Je suis infirmière de nuit depuis onze ans: voici ce que je vois vraiment dans le service

À trois heures, le couloir respire comme une bête apprivoisée, le néon vibre, et mon gobelet tiède se prend pour une lune de poche. La nuit a ce goût de désinfectant et d’histoires chuchotées, où chaque pas sait déjà ce qu’il doit réparer.
Quand l’hôpital s’assombrit
Quand le jour s’éteint, le service change de peau, et les alarmes deviennent des étoiles qu’on apprend à lire sans lever les yeux. Les respirations se font lentes, les peurs plus nettes, et la moindre sonnerie coupe le silence comme une feuille qu’on déchire.
On range, on anticipe, on observe, avec une patience tendue qui ne dit pas son nom. Les chambres dorment rarement en même temps, et je garde la clé d’un tempo étrange, mi-veille, mi-danse.
Les visages de la nuit
Il y a ceux qui parlent à leurs parents disparus, et ceux qui s’agrippent à la barrière du lit comme à une rambarde en pleine mer. Parfois un « J’ai trop peur, vous pouvez rester un peu ? » me ramène à l’essentiel sans passer par la théorie.
La douleur a ses heures de pointe, et le délire ses ombres, plus cruelles après minuit. Je tiens des mains chaudes ou glacées, j’ajuste un coussin récalcitrant, et je redeviens une voix claire au milieu des images brouillées.
Les urgences silencieuses
Le vrai vacarme est souvent muet, niché dans une saturation qui chute, un souffle qui hésite, un teint qui pâlit comme une ampoule fatiguée. On déclenche, on coordonne, on se parle avec trois regards et deux gestes appris dans l’orage.
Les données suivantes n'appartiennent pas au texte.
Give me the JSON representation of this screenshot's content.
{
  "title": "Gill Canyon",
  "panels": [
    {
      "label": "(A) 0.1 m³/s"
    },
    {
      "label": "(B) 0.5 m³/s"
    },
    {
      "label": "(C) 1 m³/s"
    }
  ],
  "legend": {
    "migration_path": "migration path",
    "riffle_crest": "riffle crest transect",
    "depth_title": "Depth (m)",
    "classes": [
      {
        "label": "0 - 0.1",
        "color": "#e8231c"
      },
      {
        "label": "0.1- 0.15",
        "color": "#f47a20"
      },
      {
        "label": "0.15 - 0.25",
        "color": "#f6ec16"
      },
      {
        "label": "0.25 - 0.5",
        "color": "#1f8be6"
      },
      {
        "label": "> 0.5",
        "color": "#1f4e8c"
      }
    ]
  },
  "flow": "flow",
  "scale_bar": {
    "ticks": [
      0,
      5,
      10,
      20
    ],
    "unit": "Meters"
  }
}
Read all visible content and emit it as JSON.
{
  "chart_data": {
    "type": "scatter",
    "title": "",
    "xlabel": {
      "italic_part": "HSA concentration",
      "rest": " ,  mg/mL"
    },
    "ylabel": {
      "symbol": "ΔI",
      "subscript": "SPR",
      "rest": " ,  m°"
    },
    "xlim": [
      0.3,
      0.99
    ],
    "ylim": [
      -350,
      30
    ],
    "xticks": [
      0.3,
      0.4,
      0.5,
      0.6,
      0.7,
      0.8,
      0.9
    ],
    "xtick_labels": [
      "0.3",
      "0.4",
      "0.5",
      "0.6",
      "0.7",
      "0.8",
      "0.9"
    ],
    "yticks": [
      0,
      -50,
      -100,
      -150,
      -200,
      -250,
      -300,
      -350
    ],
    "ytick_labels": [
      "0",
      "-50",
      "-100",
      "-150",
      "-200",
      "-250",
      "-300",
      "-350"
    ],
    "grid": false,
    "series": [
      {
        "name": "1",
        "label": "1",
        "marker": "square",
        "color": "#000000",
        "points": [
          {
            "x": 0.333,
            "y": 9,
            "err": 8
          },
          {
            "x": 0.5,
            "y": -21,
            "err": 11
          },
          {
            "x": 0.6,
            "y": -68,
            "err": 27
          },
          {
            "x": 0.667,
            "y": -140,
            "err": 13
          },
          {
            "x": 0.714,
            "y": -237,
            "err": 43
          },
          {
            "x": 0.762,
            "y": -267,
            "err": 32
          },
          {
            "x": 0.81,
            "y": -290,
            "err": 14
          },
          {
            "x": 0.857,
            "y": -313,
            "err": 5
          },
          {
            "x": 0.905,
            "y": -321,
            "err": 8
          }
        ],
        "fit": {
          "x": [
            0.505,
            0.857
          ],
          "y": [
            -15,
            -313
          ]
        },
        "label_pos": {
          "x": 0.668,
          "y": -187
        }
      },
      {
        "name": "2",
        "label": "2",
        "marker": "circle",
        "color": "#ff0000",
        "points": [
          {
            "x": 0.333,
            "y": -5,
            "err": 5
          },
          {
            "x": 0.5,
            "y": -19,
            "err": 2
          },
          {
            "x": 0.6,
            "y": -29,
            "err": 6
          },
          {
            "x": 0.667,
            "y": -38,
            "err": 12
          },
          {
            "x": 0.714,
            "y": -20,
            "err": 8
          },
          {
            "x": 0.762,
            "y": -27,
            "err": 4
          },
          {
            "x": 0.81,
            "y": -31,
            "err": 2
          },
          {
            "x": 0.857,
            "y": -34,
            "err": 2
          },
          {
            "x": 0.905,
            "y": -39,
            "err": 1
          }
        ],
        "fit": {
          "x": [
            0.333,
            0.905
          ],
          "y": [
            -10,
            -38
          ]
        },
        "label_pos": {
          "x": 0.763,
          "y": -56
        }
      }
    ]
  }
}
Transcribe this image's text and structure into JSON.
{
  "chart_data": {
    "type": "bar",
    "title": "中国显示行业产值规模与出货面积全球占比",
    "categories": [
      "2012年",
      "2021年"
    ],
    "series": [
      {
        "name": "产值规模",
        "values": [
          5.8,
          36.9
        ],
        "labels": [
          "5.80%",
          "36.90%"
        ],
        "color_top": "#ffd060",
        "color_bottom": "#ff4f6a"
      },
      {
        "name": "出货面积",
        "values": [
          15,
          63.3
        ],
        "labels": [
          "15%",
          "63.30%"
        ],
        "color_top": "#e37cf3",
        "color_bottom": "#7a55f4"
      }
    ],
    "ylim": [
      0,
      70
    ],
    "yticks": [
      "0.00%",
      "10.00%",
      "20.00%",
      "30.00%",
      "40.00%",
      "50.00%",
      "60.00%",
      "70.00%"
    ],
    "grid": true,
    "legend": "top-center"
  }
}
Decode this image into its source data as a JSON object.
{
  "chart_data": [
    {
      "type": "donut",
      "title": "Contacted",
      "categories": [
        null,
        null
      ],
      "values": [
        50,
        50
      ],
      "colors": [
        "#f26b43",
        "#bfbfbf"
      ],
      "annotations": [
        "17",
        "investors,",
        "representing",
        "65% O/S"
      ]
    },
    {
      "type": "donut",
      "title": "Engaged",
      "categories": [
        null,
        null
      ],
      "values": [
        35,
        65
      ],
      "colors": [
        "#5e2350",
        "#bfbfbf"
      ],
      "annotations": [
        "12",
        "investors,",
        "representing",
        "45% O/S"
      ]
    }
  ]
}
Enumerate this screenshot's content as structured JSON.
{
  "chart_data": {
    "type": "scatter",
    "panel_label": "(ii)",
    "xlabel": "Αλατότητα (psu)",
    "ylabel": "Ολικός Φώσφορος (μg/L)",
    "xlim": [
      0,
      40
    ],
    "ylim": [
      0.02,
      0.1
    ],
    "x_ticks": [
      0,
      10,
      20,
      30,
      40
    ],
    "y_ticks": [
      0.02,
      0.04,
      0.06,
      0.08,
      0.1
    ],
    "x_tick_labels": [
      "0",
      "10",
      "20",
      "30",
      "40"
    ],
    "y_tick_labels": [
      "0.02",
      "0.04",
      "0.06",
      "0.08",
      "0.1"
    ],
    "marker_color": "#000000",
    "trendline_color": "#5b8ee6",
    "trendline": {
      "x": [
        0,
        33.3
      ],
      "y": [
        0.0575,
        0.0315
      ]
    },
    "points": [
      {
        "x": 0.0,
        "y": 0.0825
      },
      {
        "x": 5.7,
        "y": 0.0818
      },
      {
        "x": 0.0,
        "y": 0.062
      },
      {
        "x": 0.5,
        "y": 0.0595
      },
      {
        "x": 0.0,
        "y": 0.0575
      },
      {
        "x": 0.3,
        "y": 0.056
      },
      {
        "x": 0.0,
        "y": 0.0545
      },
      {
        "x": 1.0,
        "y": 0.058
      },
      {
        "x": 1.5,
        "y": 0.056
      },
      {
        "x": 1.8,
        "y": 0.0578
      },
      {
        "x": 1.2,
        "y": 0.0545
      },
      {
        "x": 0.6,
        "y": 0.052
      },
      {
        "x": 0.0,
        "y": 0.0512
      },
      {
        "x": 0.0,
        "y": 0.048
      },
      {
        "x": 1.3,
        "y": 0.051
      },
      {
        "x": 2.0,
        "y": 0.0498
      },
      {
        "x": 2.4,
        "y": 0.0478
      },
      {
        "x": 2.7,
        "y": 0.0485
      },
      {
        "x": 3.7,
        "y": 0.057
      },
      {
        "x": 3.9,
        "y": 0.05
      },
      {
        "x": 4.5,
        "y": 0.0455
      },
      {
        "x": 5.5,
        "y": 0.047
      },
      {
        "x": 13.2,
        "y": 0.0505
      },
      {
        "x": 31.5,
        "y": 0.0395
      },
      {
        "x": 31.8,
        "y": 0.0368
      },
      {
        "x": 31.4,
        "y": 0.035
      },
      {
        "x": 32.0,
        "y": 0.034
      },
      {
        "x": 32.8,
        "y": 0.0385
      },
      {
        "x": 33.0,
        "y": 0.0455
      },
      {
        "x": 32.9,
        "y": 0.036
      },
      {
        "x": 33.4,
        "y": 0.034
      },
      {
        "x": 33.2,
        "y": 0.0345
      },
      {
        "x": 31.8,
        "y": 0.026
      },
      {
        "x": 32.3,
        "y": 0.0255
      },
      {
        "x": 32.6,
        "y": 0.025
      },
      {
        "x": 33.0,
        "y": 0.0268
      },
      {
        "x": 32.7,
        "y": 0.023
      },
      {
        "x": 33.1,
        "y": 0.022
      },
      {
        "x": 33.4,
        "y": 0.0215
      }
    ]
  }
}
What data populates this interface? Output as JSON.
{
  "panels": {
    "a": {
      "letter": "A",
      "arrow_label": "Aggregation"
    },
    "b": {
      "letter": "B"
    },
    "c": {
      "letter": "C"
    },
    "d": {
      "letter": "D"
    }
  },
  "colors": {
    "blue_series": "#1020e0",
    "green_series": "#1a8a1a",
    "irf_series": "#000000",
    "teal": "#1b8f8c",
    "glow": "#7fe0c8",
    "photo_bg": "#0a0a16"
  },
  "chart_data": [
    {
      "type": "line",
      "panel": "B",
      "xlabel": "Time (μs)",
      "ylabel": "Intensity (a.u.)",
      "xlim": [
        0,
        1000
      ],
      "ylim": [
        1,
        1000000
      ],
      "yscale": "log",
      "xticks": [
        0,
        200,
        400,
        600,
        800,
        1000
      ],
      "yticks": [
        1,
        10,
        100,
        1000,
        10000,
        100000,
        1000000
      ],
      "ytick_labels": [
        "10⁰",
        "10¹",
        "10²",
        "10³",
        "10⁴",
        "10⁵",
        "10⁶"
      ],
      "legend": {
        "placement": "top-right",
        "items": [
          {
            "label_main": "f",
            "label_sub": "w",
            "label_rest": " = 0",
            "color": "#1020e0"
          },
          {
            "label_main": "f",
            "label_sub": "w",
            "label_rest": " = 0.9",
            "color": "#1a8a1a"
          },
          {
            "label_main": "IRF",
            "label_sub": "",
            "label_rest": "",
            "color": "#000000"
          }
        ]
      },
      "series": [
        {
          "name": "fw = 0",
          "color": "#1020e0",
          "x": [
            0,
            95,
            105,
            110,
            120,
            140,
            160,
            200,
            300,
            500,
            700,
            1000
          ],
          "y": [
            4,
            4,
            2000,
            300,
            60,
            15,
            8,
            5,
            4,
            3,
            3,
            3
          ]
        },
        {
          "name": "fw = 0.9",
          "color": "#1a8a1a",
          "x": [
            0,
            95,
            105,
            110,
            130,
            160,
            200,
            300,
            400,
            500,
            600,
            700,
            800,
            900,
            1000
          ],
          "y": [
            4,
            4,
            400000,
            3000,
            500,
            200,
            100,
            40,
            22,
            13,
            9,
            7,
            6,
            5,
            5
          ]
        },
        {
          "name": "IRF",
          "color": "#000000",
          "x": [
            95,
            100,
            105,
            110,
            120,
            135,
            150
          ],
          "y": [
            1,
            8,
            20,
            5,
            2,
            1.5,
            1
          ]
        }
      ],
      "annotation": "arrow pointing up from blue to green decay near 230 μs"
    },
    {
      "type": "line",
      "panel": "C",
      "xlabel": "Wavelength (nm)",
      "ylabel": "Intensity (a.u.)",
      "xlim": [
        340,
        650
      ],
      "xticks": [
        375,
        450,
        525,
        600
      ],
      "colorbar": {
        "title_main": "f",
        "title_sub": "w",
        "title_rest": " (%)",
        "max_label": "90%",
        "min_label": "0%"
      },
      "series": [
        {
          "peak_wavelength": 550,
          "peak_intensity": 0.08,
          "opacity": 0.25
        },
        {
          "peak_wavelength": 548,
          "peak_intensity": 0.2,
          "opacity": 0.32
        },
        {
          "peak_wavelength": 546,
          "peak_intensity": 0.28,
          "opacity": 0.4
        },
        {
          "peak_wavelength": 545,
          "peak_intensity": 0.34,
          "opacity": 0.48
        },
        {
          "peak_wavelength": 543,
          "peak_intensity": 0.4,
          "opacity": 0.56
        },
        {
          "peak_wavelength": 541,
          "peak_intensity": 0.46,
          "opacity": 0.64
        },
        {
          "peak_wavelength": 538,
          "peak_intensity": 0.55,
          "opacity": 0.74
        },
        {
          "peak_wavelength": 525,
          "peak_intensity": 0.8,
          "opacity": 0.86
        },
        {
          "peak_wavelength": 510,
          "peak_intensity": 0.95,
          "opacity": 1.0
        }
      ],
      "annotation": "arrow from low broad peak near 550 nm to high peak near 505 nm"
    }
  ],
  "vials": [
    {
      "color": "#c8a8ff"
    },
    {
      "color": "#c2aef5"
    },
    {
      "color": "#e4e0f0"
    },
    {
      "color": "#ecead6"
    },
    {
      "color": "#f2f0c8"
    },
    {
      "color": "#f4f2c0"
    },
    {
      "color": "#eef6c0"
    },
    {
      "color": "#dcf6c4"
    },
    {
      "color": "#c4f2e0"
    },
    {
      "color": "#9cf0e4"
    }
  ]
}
« Tu tires l’adrénaline, je pose la voie », dit l’un, pendant qu’une autre cale un dos avec le calme d’une horlogère. Quand tout se raccorde, on se partage un regard sobre, puis on repart, chacun avec sa tempête rangée dans la poche.
La petite mécanique du soin
La nuit, le soin devient une grammaire faite de petits verbes: retourner, hydrater, rassurer, vérifier, réévaluer, noter. Les protocoles tiennent droit la colonne, mais c’est la nuance qui sauve le reste, cette micro-décision qui évite le grand naufrage.
On marche beaucoup, on écoute encore plus, on débride les pansements et les langages pour laisser sortir ce qui étouffe. Je pèse des mots légers comme des compresses, et j’endors des peurs avec une routine précise.
- Ce que la nuit m’a appris: voir avant d’agir, compter sur la fiabilité des petites choses, aimer la vérité brute, et n’avoir honte ni de la tendresse ni du doute.
La fatigue et ses ruses
La fatigue est une bête politique, elle négocie avec la vigilance et grignote tout ce qui bouge. Alors j’apprends à respirer en carré, à boire l’eau banale comme un élixir, à faire des listes qui me tiennent par la manche.
Il y a des soirs où la machine avale trop, et des matins où l’âme grince comme une porte de sous-sol. Dans ces moments, un « Beau travail, merci » glissé au poste de soins vaut plus qu’un café noir.
Les coulisses qu’on ne voit pas
On rit doucement de blagues épuisées, on partage un biscuit fêlé, on remet du ruban sur des choses qui tiennent déjà par le fil. Derrière les rideaux, il y a des héros fatigués, des peurs ordinaires et des petites victoires qui ne feront jamais d’affiche.
Je note des détails infimes: un peigne qui attend, une montre arrêtée à minuit, une photo cornée posée sur un livre de prières. Ces bricoles m’aident à parler à la personne, pas seulement au diagnostic.
Ce que j’emporte au matin
Au premier métro, j’emporte des histoires qui refusent le tri, mais aussi des visages qui sourient malgré la nuit. Mon sac pèse du même plomb que mes paupières, et je me promets un sommeil propre, rangé comme une chambre bien faite.
Si vous me croisez, je porte sans bruit des merci que personne n’entendra, et des chagrins laissés sur la table de nuit. « À ce soir », dis-je aux couloirs qui respirent, parce que c’est là, dans ce mi-temps fragile, que j’apprends encore à soigner.
À propos de l'auteur
Dr Jean-Pascal Del Bano
Médecin spécialiste en biologie clinique, cofondateur du groupe Le Guide Santé, le Dr Jean-Pascal Del Bano est le directeur de la rédaction du site Le Guide Santé. Après un parcours dans divers domaines complémentaires de la santé (laboratoire de biologie médicale, direction médicale de cliniques, centre de rééducation cardiaque), il a acquis une très bonne connaissance du monde de la santé et notamment du secteur hospitalier. Le Dr Del Bano a également été médecin responsable du traitement de données de plusieurs palmarès des hôpitaux édités dans la presse écrite et numérique.